International Coal Ventures Ltd., a group of Indian state- run metal and energy companies, hired Citigroup Inc. yesterday to study a possible counterbid for the Sydney-based coal company with mines in Mozambique, the venture’s Chairman C.S. Verma said yesterday. London-based Rio yesterday bid A$16 a share, securing 14.9 percent of Riversdale in pre-bid agreements.

Indian companies are seeking coal mines overseas to secure raw material supplies for steel and electricity. Brazil’s Vale SA or Eurasian Natural Resources Corp. may also bid, according to Sanford C. Bernstein & Co. Tata Steel Ltd., Riversdale’s biggest shareholder, said it will consider Rio’s offer “in the context of other alternatives” available.

“Financially International Coal Ventures looks strong as it has the backing of cash-rich promoters,” Navin Vohra, a partner at Ernst & Young India Ltd. said by phone from New Delhi. “However, the tag of being state-owned and unsuccessful in securing mining assets so far may weigh on its chances.”

Coal India Ltd., world’s largest producer, and Steel Authority of India Ltd., the nation’s second-largest, own about 28 percent each in International Coal Ventures. NTPC Ltd., India’s biggest power generator, NMDC Ltd., the nation’s biggest iron-ore producer, and steelmaker Rashtriya Ispat Nigam Ltd. hold about 14 percent each.

Riversdale stock climbed 0.8 percent to A$16.70 at the close of trading on the Australian stock exchange. That’s 5.6 percent more than Rio’s offer, which was recommended by all of Riversdale’s board, barring the director appointed by Tata Steel. Rio fell 1 percent to A$86.36.

Shareholder Support

A successful bid for control will need the support of at least one of Riversdale’s major shareholders, with the top-three investors owning about 51 percent. These shareholders, Tata Steel, Passport Capital LLC and Cia. Siderurgica Nacional SA, were kept informed during the talks with Rio and haven’t raised any objections, Riversdale Managing Director Steve Mallyon said in a phone interview yesterday.

“The A$16 cash offer is unlikely to secure acceptance from all of Riversdale’s shareholders,” analysts led by Hayden Bairstow at CLSA Asia-Pacific Markets, said yesterday in a report, raising his price target for Riversdale by 3 percent to A$18. Riversdale’s “Benga and Zambeze coal projects are world class and we believe other suitors may show an interest in Riversdale now a formal bid has been tabled,” he said.

Counter Bid

A counter bidder may have to pay as much as A$20.80 a share, Commonwealth Bank of Australia analysts led by Tomas Vasquez said in a report.

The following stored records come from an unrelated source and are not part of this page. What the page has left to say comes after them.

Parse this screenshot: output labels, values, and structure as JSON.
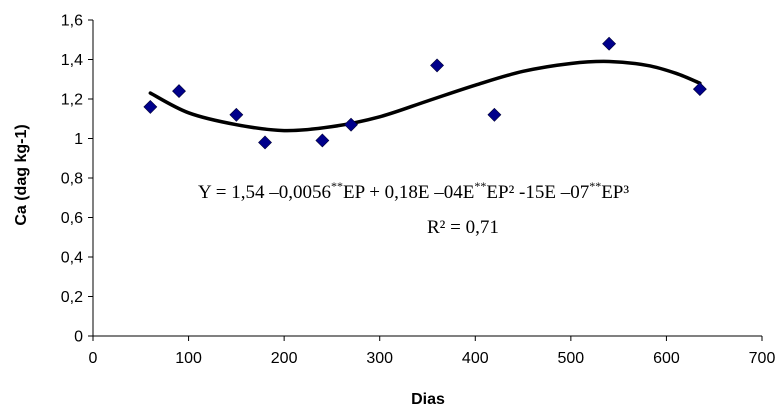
{
  "chart_data": {
    "type": "scatter",
    "xlabel": "Dias",
    "ylabel": "Ca (dag kg-1)",
    "xlim": [
      0,
      700
    ],
    "ylim": [
      0,
      1.6
    ],
    "x_ticks": [
      "0",
      "100",
      "200",
      "300",
      "400",
      "500",
      "600",
      "700"
    ],
    "y_ticks": [
      "0",
      "0,2",
      "0,4",
      "0,6",
      "0,8",
      "1",
      "1,2",
      "1,4",
      "1,6"
    ],
    "grid": false,
    "series": [
      {
        "type": "scatter",
        "marker": "diamond",
        "color": "#00008B",
        "x": [
          60,
          90,
          150,
          180,
          240,
          270,
          360,
          420,
          540,
          635
        ],
        "y": [
          1.16,
          1.24,
          1.12,
          0.98,
          0.99,
          1.07,
          1.37,
          1.12,
          1.48,
          1.25
        ]
      },
      {
        "type": "line",
        "style": "polynomial trend (cubic)",
        "color": "#000000",
        "x": [
          60,
          100,
          150,
          200,
          250,
          300,
          350,
          400,
          450,
          500,
          540,
          580,
          610,
          635
        ],
        "y": [
          1.23,
          1.13,
          1.07,
          1.04,
          1.06,
          1.11,
          1.19,
          1.27,
          1.34,
          1.38,
          1.39,
          1.37,
          1.33,
          1.28
        ]
      }
    ],
    "annotation": {
      "equation_parts": [
        "Y = 1,54 –0,0056",
        "**",
        "EP + 0,18E –04E",
        "**",
        "EP² -15E –07",
        "**",
        "EP³"
      ],
      "r_squared": "R² = 0,71"
    }
  }
}
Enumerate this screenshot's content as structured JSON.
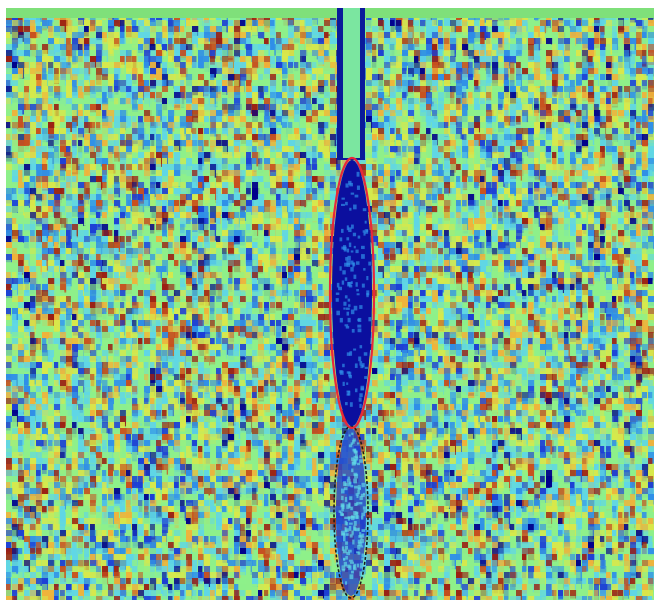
{
  "figure": {
    "kind": "full-field strain map with a vertical notch and crack-tip process zone",
    "colormap": [
      "#00008b",
      "#1c3fd6",
      "#2f8fe8",
      "#5fd6e6",
      "#8ef08a",
      "#d8e84a",
      "#f0b23a",
      "#c8501e",
      "#9c1f12"
    ],
    "background_color": "#ffffff",
    "top_band_color": "#7fe07a"
  },
  "notch": {
    "fill_color": "#7be6a0",
    "edge_color": "#0a1a9a"
  },
  "zones": [
    {
      "name": "upper-fracture-process-zone",
      "outline_color": "#e8283c",
      "fill_color": "#0b0f9e"
    },
    {
      "name": "lower-damage-zone",
      "outline_color": "#1b1b1b",
      "fill_color": "#2340c8"
    }
  ]
}
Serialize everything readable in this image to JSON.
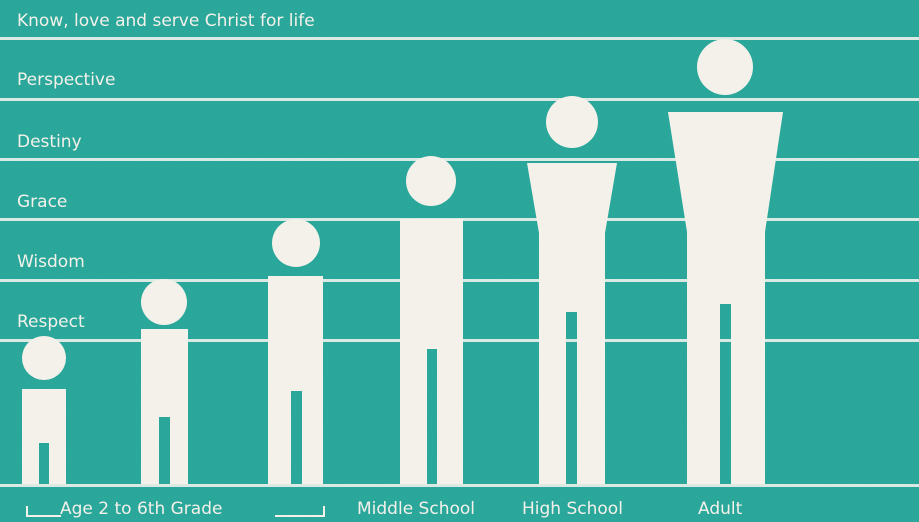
{
  "rungs": [
    "Know, love and serve Christ for life",
    "Perspective",
    "Destiny",
    "Grace",
    "Wisdom",
    "Respect"
  ],
  "captions": {
    "age": "Age 2 to 6th Grade",
    "middle": "Middle School",
    "high": "High School",
    "adult": "Adult"
  },
  "colors": {
    "background": "#2aa89b",
    "figure": "#f3f1ea",
    "line": "#e9efe9"
  }
}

Riversdale hasn’t had approaches from any other company, Riversdale’s Mallyon said. Citigroup will submit its report in two weeks, Verma told reporters in New Delhi yesterday after a board meeting. ICVL hasn’t discussed Riversdale with Tata Steel, he said.

“The investment in the Benga project is strategic for Tata Steel, not the financial investment in the company,” said Giriraj Daga, an analyst who has a “buy” rating on the stock at Nirmal Bang Securities Ltd. in Mumbai. “Any decision to sell stake in the company will help Tata Steel’s balance sheet as well as its share price.”

China’s Wuhan Iron & Steel Corp. “could also show interest,” since Riversdale yesterday terminated a potential $800 million investment deal with the steelmaker, Dominic Kane, an analyst at Liberum Capital Ltd., said yesterday in a report.